Главным стражем и одновременно самой уязвимой частью церкви была её входная дверь. Сбитая из тяжелых, плах лиственницы, кованная огромными, покрытыми рыжей ржавчиной гвоздями, она держалась на одной верхней петле. Нижняя давно лопнула, съеденная солью. Дверь просела, углубившись нижним краем в источенный песок порога. Она была настолько старой, иссохшей от полярных солнц и промороженной, что казалась живым, измученным существом. Под ударами прибойной волны, когда океан внизу, под мысом, с грохотом ворочал многотонные валуны, дверь содрогалась. От каждого этого глухого удара стихии она испускала жалобный, сухой треск, словно умоляла пощадить её старые кости. Казалось, еще один сильный прилив, еще один яростный аккорд шторма — и этот древний щит окончательно рассыплется в серую труху, впустив океан прямо в святилище. Но вопреки всем законам земного тления, вопреки штормам, гнилости и давлению ледяных масс, дверь стояла. Она не сдавалась. Израненная, иссеченная вековыми метелями, сорванная с половины своего крепления, она продолжала прочно закрывать вход в заброшенную обитель. Океан бился о скалы, ветер выл в пустотах крыши, а этот древний лиственничный щит держал оборону, точно зная: пока он стоит на пороге, святыня внутри остается неприкосновенной.
Точно так же, вопреки всем законам человеческого сокрушения, держались и три израненные души, которых ледяное дыхание Корги заперло на песчаной косе. Их прошлая жизнь на материке рассыпалась в прах, но невидимая сила продолжала удерживать их на самом краю земного бытия, не позволяя окончательно упасть в бездну отчаяния.

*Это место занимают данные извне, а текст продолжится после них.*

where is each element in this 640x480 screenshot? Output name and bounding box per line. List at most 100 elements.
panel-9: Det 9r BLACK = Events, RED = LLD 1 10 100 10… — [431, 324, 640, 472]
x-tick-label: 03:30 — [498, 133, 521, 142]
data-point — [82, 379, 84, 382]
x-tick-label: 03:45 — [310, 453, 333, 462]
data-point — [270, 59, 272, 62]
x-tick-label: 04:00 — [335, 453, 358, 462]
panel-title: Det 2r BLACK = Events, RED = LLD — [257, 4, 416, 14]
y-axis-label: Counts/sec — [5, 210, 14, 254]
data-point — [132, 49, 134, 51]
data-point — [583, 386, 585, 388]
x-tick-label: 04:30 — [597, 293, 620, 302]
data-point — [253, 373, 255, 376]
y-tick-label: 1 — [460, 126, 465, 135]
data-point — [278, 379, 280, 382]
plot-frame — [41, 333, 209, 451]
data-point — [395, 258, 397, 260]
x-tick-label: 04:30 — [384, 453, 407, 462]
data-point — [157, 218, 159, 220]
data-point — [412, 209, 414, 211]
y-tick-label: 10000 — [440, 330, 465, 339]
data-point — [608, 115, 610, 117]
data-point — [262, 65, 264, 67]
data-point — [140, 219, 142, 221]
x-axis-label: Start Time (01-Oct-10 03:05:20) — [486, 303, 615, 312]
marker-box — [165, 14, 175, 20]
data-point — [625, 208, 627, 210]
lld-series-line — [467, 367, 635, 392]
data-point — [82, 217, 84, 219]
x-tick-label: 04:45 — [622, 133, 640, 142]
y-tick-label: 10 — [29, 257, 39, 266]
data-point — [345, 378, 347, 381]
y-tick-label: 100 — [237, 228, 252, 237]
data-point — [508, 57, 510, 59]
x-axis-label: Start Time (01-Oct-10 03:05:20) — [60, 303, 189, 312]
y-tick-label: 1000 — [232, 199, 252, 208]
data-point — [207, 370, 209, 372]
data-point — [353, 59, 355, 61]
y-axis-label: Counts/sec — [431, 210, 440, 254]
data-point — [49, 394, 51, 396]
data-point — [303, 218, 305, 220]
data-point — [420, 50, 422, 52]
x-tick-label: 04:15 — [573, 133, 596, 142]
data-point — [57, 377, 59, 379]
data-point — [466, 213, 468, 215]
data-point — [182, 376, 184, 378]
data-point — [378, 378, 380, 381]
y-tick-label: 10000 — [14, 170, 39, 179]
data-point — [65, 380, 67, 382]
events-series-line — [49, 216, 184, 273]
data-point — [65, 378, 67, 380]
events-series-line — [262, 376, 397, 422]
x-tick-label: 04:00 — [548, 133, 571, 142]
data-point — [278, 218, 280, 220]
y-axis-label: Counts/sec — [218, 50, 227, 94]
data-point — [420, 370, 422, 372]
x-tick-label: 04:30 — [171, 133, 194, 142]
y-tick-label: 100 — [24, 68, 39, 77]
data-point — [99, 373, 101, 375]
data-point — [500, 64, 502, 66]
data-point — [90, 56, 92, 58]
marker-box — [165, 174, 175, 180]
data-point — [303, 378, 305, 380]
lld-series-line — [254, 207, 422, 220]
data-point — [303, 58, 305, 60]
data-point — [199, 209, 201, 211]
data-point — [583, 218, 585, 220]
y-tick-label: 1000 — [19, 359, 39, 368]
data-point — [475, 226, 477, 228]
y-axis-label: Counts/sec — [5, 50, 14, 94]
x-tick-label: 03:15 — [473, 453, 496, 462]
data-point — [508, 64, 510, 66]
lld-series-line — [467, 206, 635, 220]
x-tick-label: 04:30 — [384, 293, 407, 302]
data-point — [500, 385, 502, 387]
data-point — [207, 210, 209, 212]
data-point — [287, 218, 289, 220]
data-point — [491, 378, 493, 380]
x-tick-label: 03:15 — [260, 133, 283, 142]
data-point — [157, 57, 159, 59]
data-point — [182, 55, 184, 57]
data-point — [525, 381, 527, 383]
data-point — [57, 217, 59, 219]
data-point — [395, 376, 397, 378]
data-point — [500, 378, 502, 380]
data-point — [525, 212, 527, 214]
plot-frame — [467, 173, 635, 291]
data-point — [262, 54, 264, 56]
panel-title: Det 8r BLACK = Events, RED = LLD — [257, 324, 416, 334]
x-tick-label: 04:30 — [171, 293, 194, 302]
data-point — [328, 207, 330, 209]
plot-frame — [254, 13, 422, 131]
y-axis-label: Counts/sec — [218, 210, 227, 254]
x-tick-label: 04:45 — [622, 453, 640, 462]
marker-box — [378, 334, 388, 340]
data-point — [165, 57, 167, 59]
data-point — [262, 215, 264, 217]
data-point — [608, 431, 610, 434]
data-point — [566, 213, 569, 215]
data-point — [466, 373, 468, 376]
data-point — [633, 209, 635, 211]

Каждый из них, подобно этой старой церкви, нес в себе запустение и внутренний надлом, но под покровом полярной ночи в них теплилось то, что человеческий суд и жестокость не смогли уничтожить до конца.
Часть I. Клеймо сиротства
Зимняк рухнул в третью ночь после Покрова Пресвятой Богородицы. Навалившийся с Ледовитого океана шторм — яростный, дышащий соленой небытью и мокрым снегом — взломал неокрепший лед на протоке, разметал тяжелые лиственничные бревна настила и наглухо забил русло ледяным крошевом. Корга, узкая песчаная коса, усаженная десятком серых, вросших в вечную мерзлоту изб, окончательно превратилась в остров. Большой мир, заявлявший о себе раз в месяц гулом вертолета или далеким дымком редкого теплохода, отрезало до самого мая.
На косе осталось трое: бывший школьный учитель Александр Андреевич, спившийся инженер-метеоролог Семен и немая местная девушка Таисья.
Александр Андреевич чистил печь. Черная, невесомая сажа въедалась в глубокие трещины на его ладонях. Ему было под пятьдесят. Три года назад, похоронив жену и тринадцатилетнюю дочку, погибших в нелепой городской аварии по вине пьяного чиновника, он раздал книги, продал квартиру и уехал на север. На самую окраину человеческого присутствия, где твердая земля истончалась и переходила в ледяную воду. Здесь он искал не покоя — забвения. Но память, словно старый осколок снаряда, застрявший в теле, неостановимо ныла к каждой непогоде. Его побег был попыткой уйти от гнева, от страшного, грызущего изнутри ропота на Бога: «За что? Почему они, а не я?»